È vero che la Chiesa di Chora di Istanbul viene considerata la “Cappella Sistina di Bisanzio”?

«Mi fa sorridere questo parallelo con la Cappella Sistina, parallelo che nel mondo bizantino suona fuori luogo, ma certamente Chora è il capolavoro di Bisanzio, testimonianza unica del rapporto tra arte, liturgia e innografia. Il programma iconografico è molto studiato più che nella Cappella Sistina, perché a Chora gli artisti erano più controllati e specialmente le immagini dovevano onorare la liturgia. Nel mondo bizantino i programmi iconografici sono una espressione figurativa della storia della Salvezza». 

I mosaici e gli affreschi presenti sono tra le produzioni più importanti dell’arte bizantina. Qual è il tema principale di questi mosaici? 

«I mosaici hanno due temi principali, l’infanzia della Vergine che trae la sua origine dai Vangeli Apocrifi, in particolare il Protovangelo di Giacomo e i miracoli di Cristo. Questo significa che c’è una grande attenzione a onorare la Vergine come la dimora di Cristo (Chōra significa “dimora”) e la misericordia del Salvatore». 

E gli affreschi invece? 

«Gli affreschi sono legati al luogo, una cappella funeraria, che fu fatta aggiungere alla struttura originale, dove si celebravano dei riti funebri. Tutto il programma lo possiamo definire un percorso dall’Incarnazione alla Redenzione. Sono anche onorati svariati episodi dell’Antico Testamento legati alla figura della Vergine, come metafora dell’Incarnazione. Quindi gli episodi dell’Arca di Salomone, perché la Vergine è l’Arca di Cristo, a Mosè e il roveto ardente, figura patristica della maternità verginale di Maria».

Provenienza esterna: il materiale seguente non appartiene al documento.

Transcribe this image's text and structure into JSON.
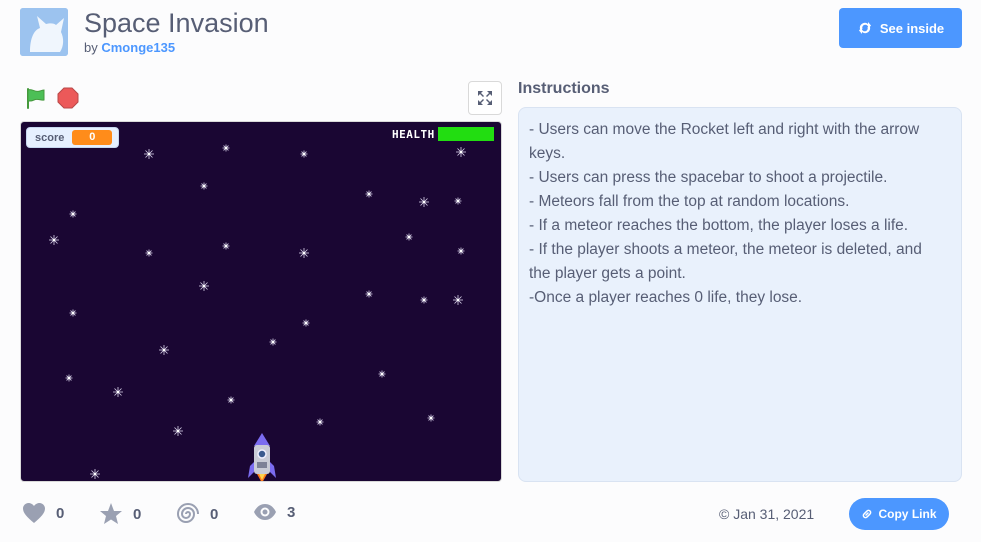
{
  "project": {
    "title": "Space Invasion",
    "by_prefix": "by",
    "author": "Cmonge135",
    "see_inside_label": "See inside"
  },
  "stage": {
    "score_label": "score",
    "score_value": "0",
    "health_label": "HEALTH",
    "health_level": 1.0
  },
  "instructions": {
    "heading": "Instructions",
    "lines": [
      "- Users can move the Rocket left and right with the arrow",
      "keys.",
      "- Users can press the spacebar to shoot a projectile.",
      "- Meteors fall from the top at random locations.",
      "- If a meteor reaches the bottom, the player loses a life.",
      "- If the player shoots a meteor, the meteor is deleted, and",
      "the player gets a point.",
      "-Once a player reaches 0 life, they lose."
    ]
  },
  "stats": {
    "loves": "0",
    "favorites": "0",
    "remixes": "0",
    "views": "3"
  },
  "date": "© Jan 31, 2021",
  "copy_link_label": "Copy Link",
  "colors": {
    "accent": "#4c97ff",
    "stage_bg": "#1a0633",
    "score_orange": "#ff8c1a",
    "health_green": "#22dd11",
    "instructions_bg": "#e9f1fc"
  },
  "icons": [
    "green-flag-icon",
    "stop-icon",
    "fullscreen-icon",
    "remix-arrows-icon",
    "heart-icon",
    "star-icon",
    "swirl-icon",
    "eye-icon",
    "link-icon",
    "scratch-cat-avatar"
  ]
}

La decisione del presidente turco Recep Tayyip Erdogan di trasformare il Museo Kariye (Chora) di Istanbul in una moschea è “un lampante tentativo di cancellare il ricco patrimonio bizantino di Istanbul”, ha dichiarato Robert G. Ousterhout, professore emerito di Storia alla University of Pennsylvania e specialista in Architettura bizantina. Che cosa ne pensa?

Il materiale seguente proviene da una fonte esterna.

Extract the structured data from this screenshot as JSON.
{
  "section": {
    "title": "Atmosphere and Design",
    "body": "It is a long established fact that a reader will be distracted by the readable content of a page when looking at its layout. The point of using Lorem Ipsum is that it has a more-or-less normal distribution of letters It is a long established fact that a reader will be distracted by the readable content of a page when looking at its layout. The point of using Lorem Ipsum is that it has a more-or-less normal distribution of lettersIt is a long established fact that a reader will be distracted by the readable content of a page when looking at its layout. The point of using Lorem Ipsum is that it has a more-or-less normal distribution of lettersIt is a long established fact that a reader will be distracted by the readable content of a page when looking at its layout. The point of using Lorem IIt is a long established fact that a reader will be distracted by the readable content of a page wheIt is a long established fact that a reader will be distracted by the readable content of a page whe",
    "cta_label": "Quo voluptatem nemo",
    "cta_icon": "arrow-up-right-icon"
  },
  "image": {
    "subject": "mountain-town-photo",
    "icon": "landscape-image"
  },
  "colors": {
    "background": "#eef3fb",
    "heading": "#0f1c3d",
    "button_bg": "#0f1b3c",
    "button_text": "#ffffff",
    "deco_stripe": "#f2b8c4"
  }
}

«Non è solo il tentativo di cancellare il patrimonio bizantino ma tutto un passato cristiano che era precedente all’Impero Ottomano, e che invece Ataturk quando aveva trasformato Santa Sofia e Chora in museo aveva cercato di rimettere all’onore, perché l’Impero Ottomano si forma sull’Impero Bizantino. Tutte le moschee antiche che ci sono a Istanbul erano delle chiese cristiane. Quindi da parte di Erdogan c’è un tentativo in un certo senso iconoclasta di cancellare questo mondo bizantino e anche di non comprendere il valore culturale ed estetico di queste chiese». 

La trasformazione nel 2020 del sito in moschea, la conseguente copertura dei mosaici, l’improvvisa chiusura al pubblico, rendono ancora più urgente tenere alta l’attenzione sulla chiesa di Chora? 

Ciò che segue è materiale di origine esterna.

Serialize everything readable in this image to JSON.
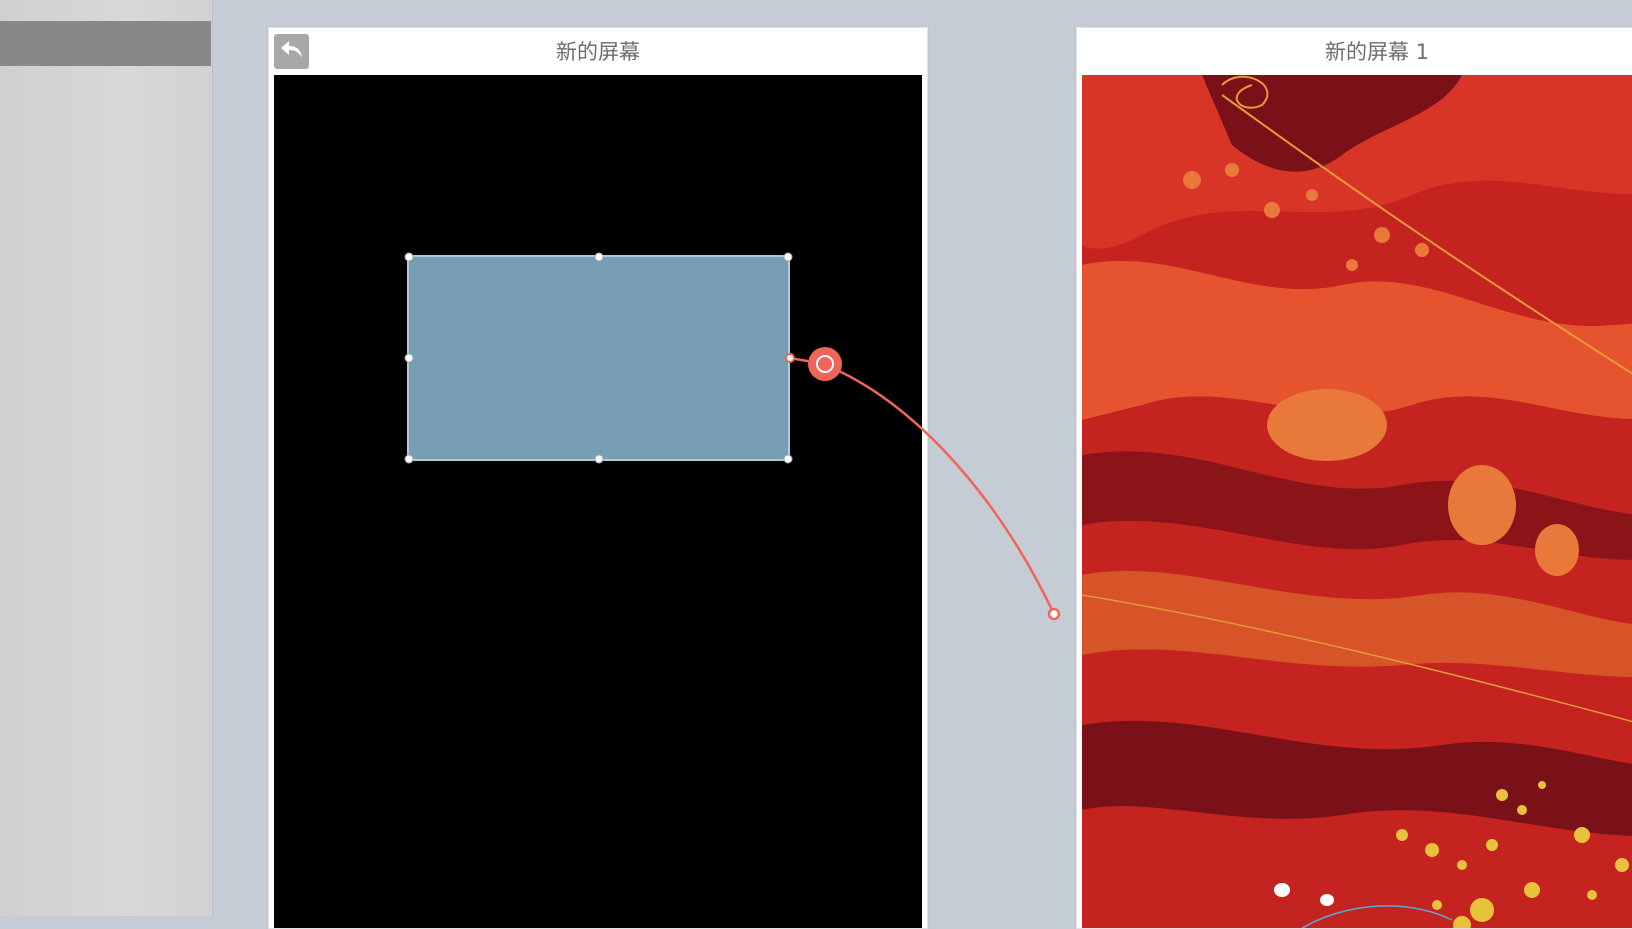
{
  "screens": [
    {
      "title": "新的屏幕",
      "background": "#000000"
    },
    {
      "title": "新的屏幕 1",
      "background": "#b8201f"
    }
  ],
  "toolbar": {
    "back_icon": "back-arrow-icon"
  },
  "hotspot": {
    "fill": "#789eb4"
  },
  "link": {
    "color": "#f0645a"
  }
}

«Assolutamente sì, il libro vuole onorare questo programma iconografico eccezionale e allo stesso tempo tenere alta l’attenzione su questo sito. Una volta che questi siti vengono chiusi, siamo in un contesto non favorevole alla loro valorizzazione e inoltre non sappiamo cosa succede dentro. Quando questi patrimoni sono persi, sono persi per sempre. Chora è una chiesa, era pensata per la preghiera dei monaci, per niente altro. È un peccato che Erdogan non colga tale ricchezza e la strategia di far passare la decisione dal Consiglio di Stato renderà più difficile ad un eventuale prossimo presidente far tornare Chora allo statuto di museo».